Eligibility criteria balance risk and borrower reliability.

  • Both loans require identity proof, address proof, income proof, and bank statements.
  • For home loans, you must submit proof of property purchase or construction approval.
  • For loans against property, proof of ownership and clear title for the existing property is compulsory.
  • Lenders generally expect a credit score above 750 for both loans.
  • Qualifying borrowers include salaried individuals and self-employed professionals alike.

Documentation

Documentation ensures verification; fees vary by loan type.

  • Common documents include identity proof, address proof, income proof, and bank statements for both loans.
  • Home loan documentation requires the property sales agreement or sanctioned construction plan.
  • LAP applications must include property deeds and title documents.
  • Property valuation differs: home loans assess the purchased property; LAP valuers check the current market value of the existing asset.

Tax Benefits

Home loans offer tax deductions under Indian Income Tax laws—Section 80C allows exemption up to ₹1.5 lakh on principal repayment, and Section 24(b) offers deduction on interest paid up to ₹2 lakh per annum. These deductions reduce your taxable income and overall loan cost. Loans against property generally do not come with tax benefits unless the loan is used exclusively for business or income-generating purposes. Hence, tax benefits can be a deciding factor when choosing between the two.

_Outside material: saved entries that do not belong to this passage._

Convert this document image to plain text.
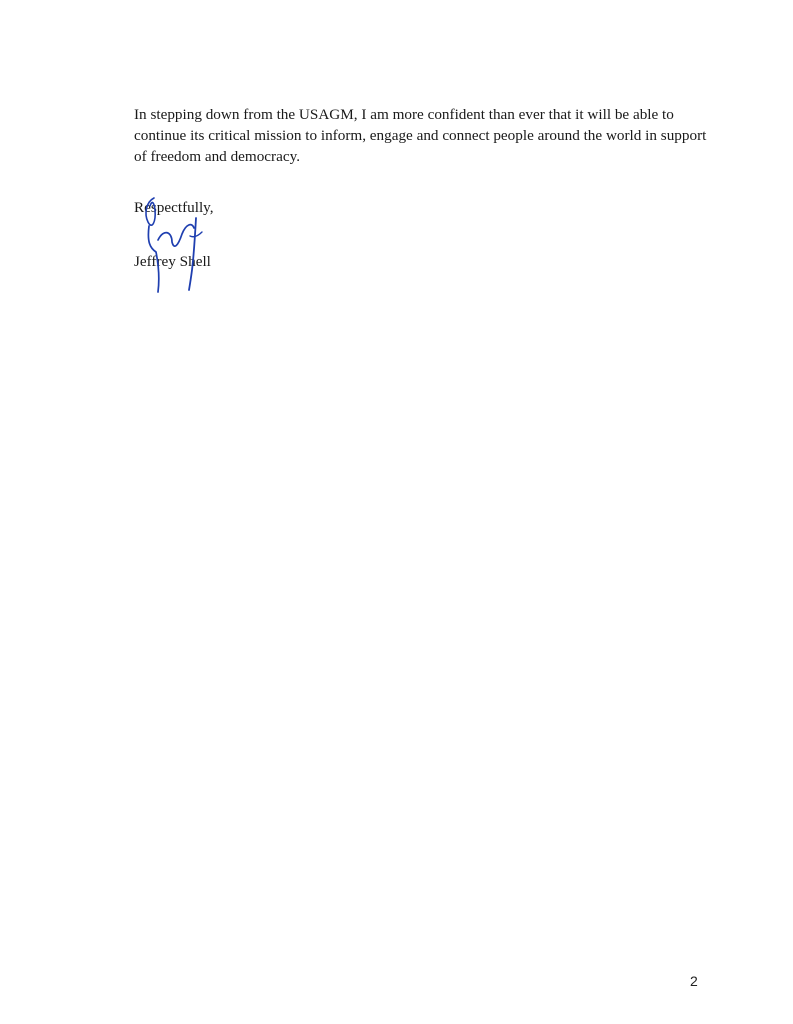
In stepping down from the USAGM, I am more confident than ever that it will be able to continue its critical mission to inform, engage and connect people around the world in support of freedom and democracy.

Respectfully,

Jeffrey Shell

2
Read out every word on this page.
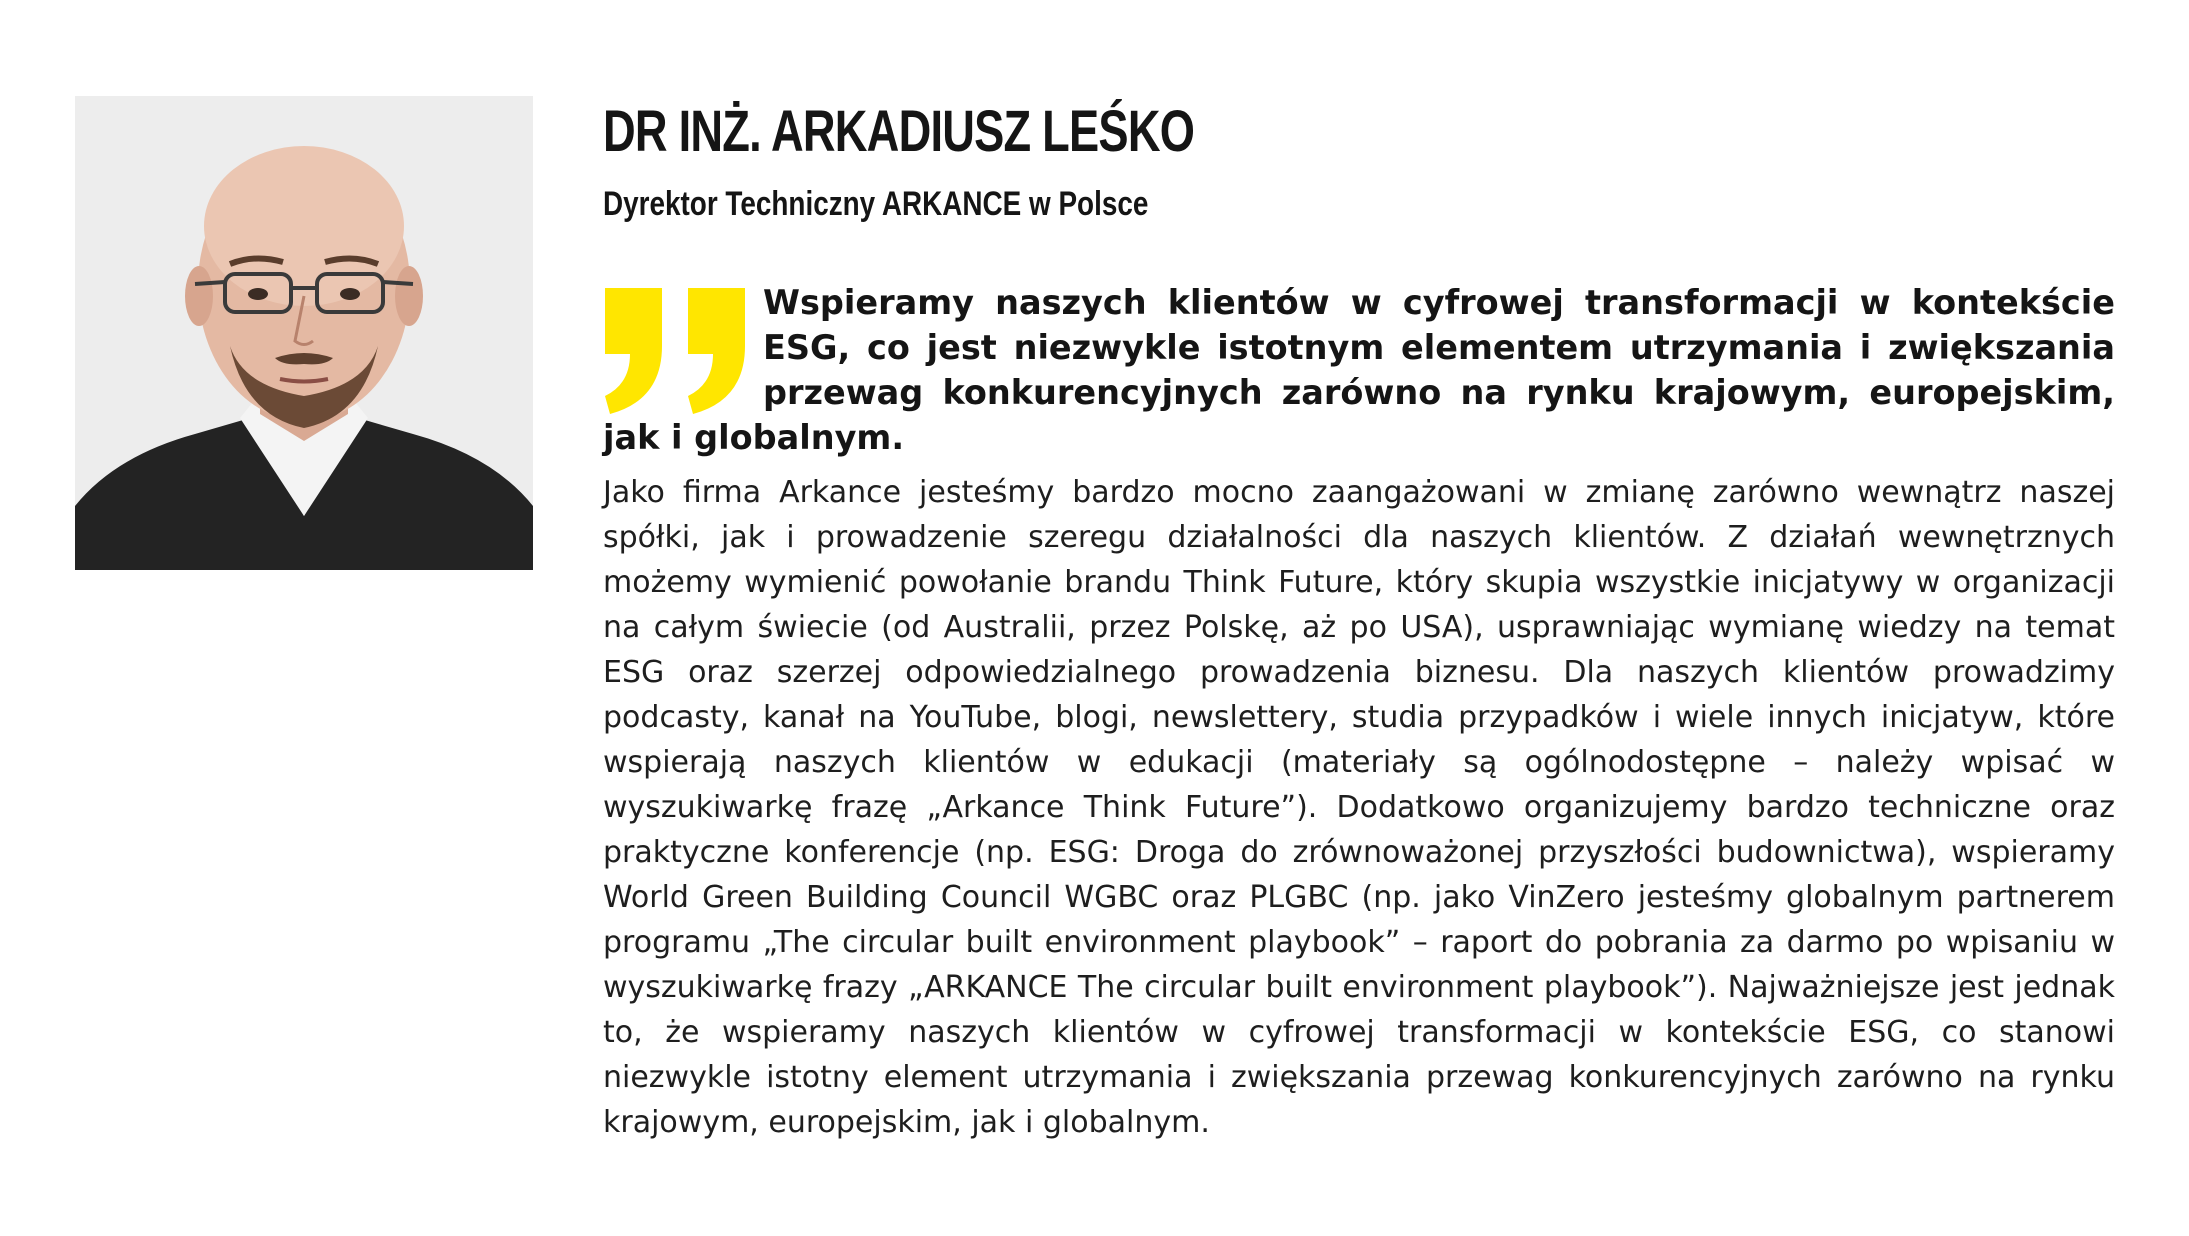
DR INŻ. ARKADIUSZ LEŚKO
Dyrektor Techniczny ARKANCE w Polsce

Wspieramy naszych klientów w cyfrowej transformacji w kontekście ESG, co jest niezwykle istotnym elementem utrzymania i zwiększania przewag konkurencyjnych zarówno na rynku krajowym, europejskim, jak i globalnym.

Jako firma Arkance jesteśmy bardzo mocno zaangażowani w zmianę zarówno wewnątrz naszej spółki, jak i prowadzenie szeregu działalności dla naszych klientów. Z działań wewnętrznych możemy wymienić powołanie brandu Think Future, który skupia wszystkie inicjatywy w organizacji na całym świecie (od Australii, przez Polskę, aż po USA), usprawniając wymianę wiedzy na temat ESG oraz szerzej odpowiedzialnego prowadzenia biznesu. Dla naszych klientów prowadzimy podcasty, kanał na YouTube, blogi, newslettery, studia przypadków i wiele innych inicjatyw, które wspierają naszych klientów w edukacji (materiały są ogólnodostępne – należy wpisać w wyszukiwarkę frazę „Arkance Think Future”). Dodatkowo organizujemy bardzo techniczne oraz praktyczne konferencje (np. ESG: Droga do zrównoważonej przyszłości budownictwa), wspieramy World Green Building Council WGBC oraz PLGBC (np. jako VinZero jesteśmy globalnym partnerem programu „The circular built environment playbook” – raport do pobrania za darmo po wpisaniu w wyszukiwarkę frazy „ARKANCE The circular built environment playbook”). Najważniejsze jest jednak to, że wspieramy naszych klientów w cyfrowej transformacji w kontekście ESG, co stanowi niezwykle istotny element utrzymania i zwiększania przewag konkurencyjnych zarówno na rynku krajowym, europejskim, jak i globalnym.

Making Your Choice: Which Loan Suits You

  • Opt for a home loan if your goal is to purchase, build, or renovate your residential property.
  • Home loans provide lower interest rates, longer tenure options, and tax benefits on principal and interest.
  • Choose a loan against property if you require funds for reasons beyond housing, such as business expansion, weddings, or emergencies.
  • Loans against property come with higher interest rates and shorter tenures.
  • Carefully assess your repayment capacity and financial goals before deciding.